Monday 18 February 2013

The glories of the countryside

There are just so many advantages to spending weekends in the glorious Cotswolds; one being never having to go to a supermarket for processed beef! I've always been a fan of a proper local butcher having grown up in a village in Kent where we had one such. The Sunday joint became the mince for Monday's cottage pie (using one of those funny old grinding machines you clamped to the table and minced by hand as opposed to pushing a button) and the only contact with horses were those my sister used to groom.
And we are lucky to have the advantage of Farmer's Markets; Saturday I was in Chipping Norton buying a shoulder of lamb from the Callow Farm. And if there is no Farmers market there are 2 splendid butchers, Slaters (which provided the sausages for the No 10 bbq for Obama) and Bealds, which as the Prime Minister remarked to me, provides excellent venison.


I also popped into the splendid Parish Church, a very fine monument to the richness of the local wool trade.
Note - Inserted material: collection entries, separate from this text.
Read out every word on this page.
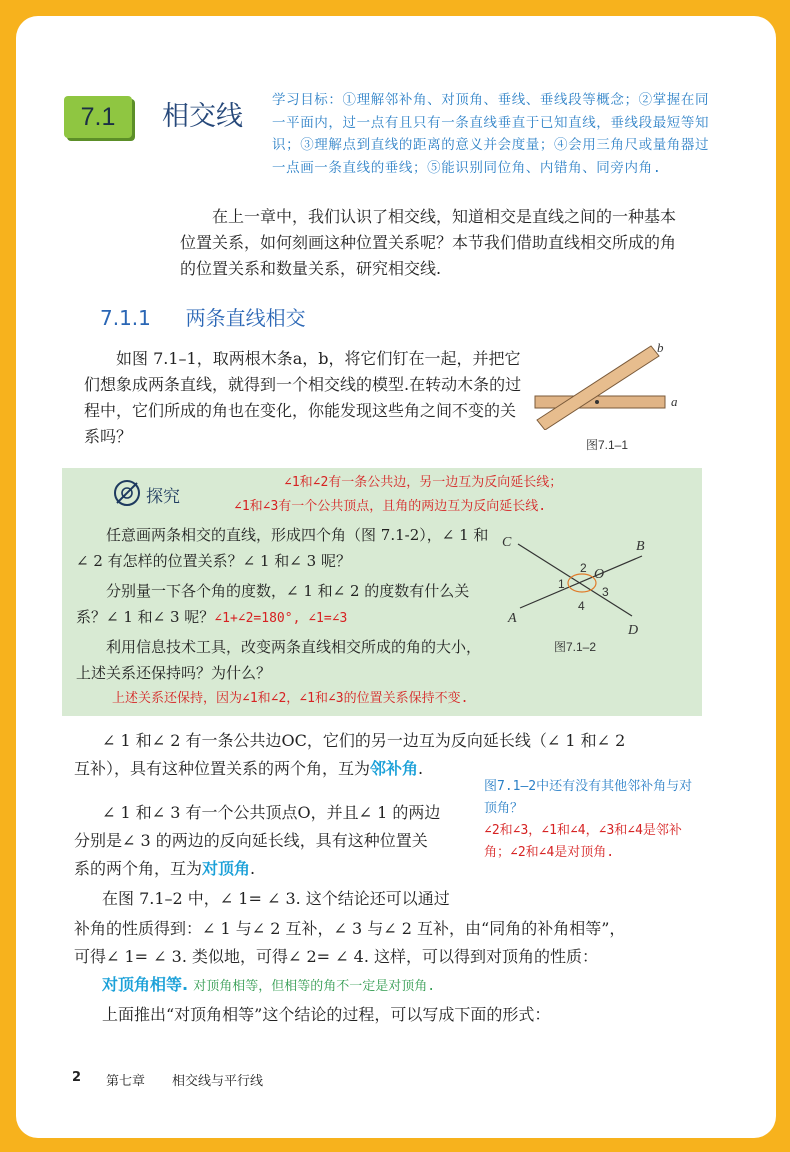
7.1	相交线
学习目标：①理解邻补角、对顶角、垂线、垂线段等概念；②掌握在同一平面内，过一点有且只有一条直线垂直于已知直线，垂线段最短等知识；③理解点到直线的距离的意义并会度量；④会用三角尺或量角器过一点画一条直线的垂线；⑤能识别同位角、内错角、同旁内角.
在上一章中，我们认识了相交线，知道相交是直线之间的一种基本位置关系，如何刻画这种位置关系呢？本节我们借助直线相交所成的角的位置关系和数量关系，研究相交线.
7.1.1 两条直线相交
如图 7.1–1，取两根木条a，b，将它们钉在一起，并把它们想象成两条直线，就得到一个相交线的模型.在转动木条的过程中，它们所成的角也在变化，你能发现这些角之间不变的关系吗？
a
b
图7.1–1
探究
∠1和∠2有一条公共边，另一边互为反向延长线；
∠1和∠3有一个公共顶点，且角的两边互为反向延长线.
任意画两条相交的直线，形成四个角（图 7.1-2），∠ 1 和∠ 2 有怎样的位置关系？∠ 1 和∠ 3 呢？
分别量一下各个角的度数，∠ 1 和∠ 2 的度数有什么关系？∠ 1 和∠ 3 呢？∠1+∠2=180°, ∠1=∠3
利用信息技术工具，改变两条直线相交所成的角的大小，上述关系还保持吗？为什么？
上述关系还保持，因为∠1和∠2，∠1和∠3的位置关系保持不变.
C	B
A
D
O
1
2
3
4
图7.1–2
∠ 1 和∠ 2 有一条公共边OC，它们的另一边互为反向延长线（∠ 1 和∠ 2
互补），具有这种位置关系的两个角，互为邻补角.
∠ 1 和∠ 3 有一个公共顶点O，并且∠ 1 的两边
分别是∠ 3 的两边的反向延长线，具有这种位置关
系的两个角，互为对顶角.
在图 7.1–2 中，∠ 1= ∠ 3. 这个结论还可以通过
补角的性质得到：∠ 1 与∠ 2 互补，∠ 3 与∠ 2 互补，由“同角的补角相等”，
可得∠ 1= ∠ 3. 类似地，可得∠ 2= ∠ 4. 这样，可以得到对顶角的性质：
对顶角相等. 对顶角相等，但相等的角不一定是对顶角.
上面推出“对顶角相等”这个结论的过程，可以写成下面的形式：
图7.1–2中还有没有其他邻补角与对顶角？
∠2和∠3，∠1和∠4，∠3和∠4是邻补角；∠2和∠4是对顶角.
2 第七章 相交线与平行线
It has an unusual hexagonal Porch, as seen here;




My Saturday shop also took to me to the Chipping Norton Theatre as they are doing a production of Tennessee Williams' Glass Menagerie. Chippy has acquired a reputation for the "Chipping Norton set" of Rebekah Brookes and other such scoundrels but in fact it has a strong radical past, returning labour MPs when it had its own constituency and indeed one of the founders of the Colony of Massachusetts was once a Burger of the Borough.

The weather was particularly fine and the Hound enjoyed a romp around the Charlbury churchyard while I did a bit of informal volunteering by cutting the ivy off a number of the old headstones. Shame when you can't read the names I feel. My own burial plot is here (you can tell I was a Scout, “Be Prepared" as they say) so I like to keep things tidy when the council skimp.



So now it’s back to Brixton. Maybe not countryside but its famed market is a rich source of the exotic fruits and veg not available in Chippy!